Luckily, my parents had the good sense natural selection gave them, so they high-tailed it out of the tiny po-dunk town of Chicago to the thriving metropolis of Port Arthur, Texas, birthplace of Janis Joplin. She wasn't home when we arrived. My fondest memory of Port Arthur was my first few weeks in school, where the teachers, not having heard a Chicago-born accent before, assumed I had a speech impediment and tried to place me with the special education class so my speech would get all correctified like.
After a short stint in the social melange that was, and probably still is the Golden Triangle, my folks up'd and moved us to Houston, where I spent my formative years, forming things what needed forming, like brain cells, bones, muscles, knowledge, friendships, political and philosophical leanings, humor, my love for art, and movies, and music, and various other things that got me into all sorts of mischief.
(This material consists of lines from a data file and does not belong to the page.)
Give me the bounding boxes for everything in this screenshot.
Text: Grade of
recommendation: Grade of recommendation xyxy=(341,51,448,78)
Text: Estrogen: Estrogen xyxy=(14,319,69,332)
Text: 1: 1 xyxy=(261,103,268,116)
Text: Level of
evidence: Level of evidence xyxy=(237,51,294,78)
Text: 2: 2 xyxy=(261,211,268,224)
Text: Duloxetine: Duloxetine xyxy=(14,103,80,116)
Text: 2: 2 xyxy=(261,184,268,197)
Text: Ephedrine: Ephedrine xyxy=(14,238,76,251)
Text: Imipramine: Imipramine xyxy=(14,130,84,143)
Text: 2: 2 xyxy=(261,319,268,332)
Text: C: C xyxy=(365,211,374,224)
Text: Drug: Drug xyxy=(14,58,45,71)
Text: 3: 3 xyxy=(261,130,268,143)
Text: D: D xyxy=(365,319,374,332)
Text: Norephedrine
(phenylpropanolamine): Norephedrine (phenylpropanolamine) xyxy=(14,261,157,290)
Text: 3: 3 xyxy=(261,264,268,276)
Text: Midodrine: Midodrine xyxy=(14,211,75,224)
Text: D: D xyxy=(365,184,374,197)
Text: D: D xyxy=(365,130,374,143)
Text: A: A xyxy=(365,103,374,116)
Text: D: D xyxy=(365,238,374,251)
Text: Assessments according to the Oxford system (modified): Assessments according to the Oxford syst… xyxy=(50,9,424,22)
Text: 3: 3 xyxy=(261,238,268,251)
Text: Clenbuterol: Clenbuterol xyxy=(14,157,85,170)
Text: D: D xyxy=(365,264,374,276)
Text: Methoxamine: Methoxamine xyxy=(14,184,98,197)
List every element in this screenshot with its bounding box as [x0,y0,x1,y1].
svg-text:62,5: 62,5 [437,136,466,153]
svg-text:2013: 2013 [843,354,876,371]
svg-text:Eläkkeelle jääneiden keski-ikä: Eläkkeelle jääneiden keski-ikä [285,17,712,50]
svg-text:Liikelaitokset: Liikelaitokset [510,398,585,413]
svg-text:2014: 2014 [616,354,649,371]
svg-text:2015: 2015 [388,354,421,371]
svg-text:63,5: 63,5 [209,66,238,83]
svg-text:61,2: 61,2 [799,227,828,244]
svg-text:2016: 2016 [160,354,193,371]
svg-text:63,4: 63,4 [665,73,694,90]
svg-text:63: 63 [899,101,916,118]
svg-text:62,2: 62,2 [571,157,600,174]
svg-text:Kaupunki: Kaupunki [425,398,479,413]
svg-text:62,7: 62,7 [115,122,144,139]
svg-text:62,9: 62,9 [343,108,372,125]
I spent several of my formative years working as a clerk for lawyers and then finally congregated my fecal matter and returned to school, where I earned my degree as an electronics technician in 1997. Shortly thereafter, I took an opportunity from National Instruments in Austin. After 20 years working for them, with my last 10 of those on the business side of their Web Commerce Team, I decided to further explore my love of web development and go back to school to learn coding.
That's why I'm currently attending the The Coding Boot Camp at UT Austin and will complete the course in early April 2018.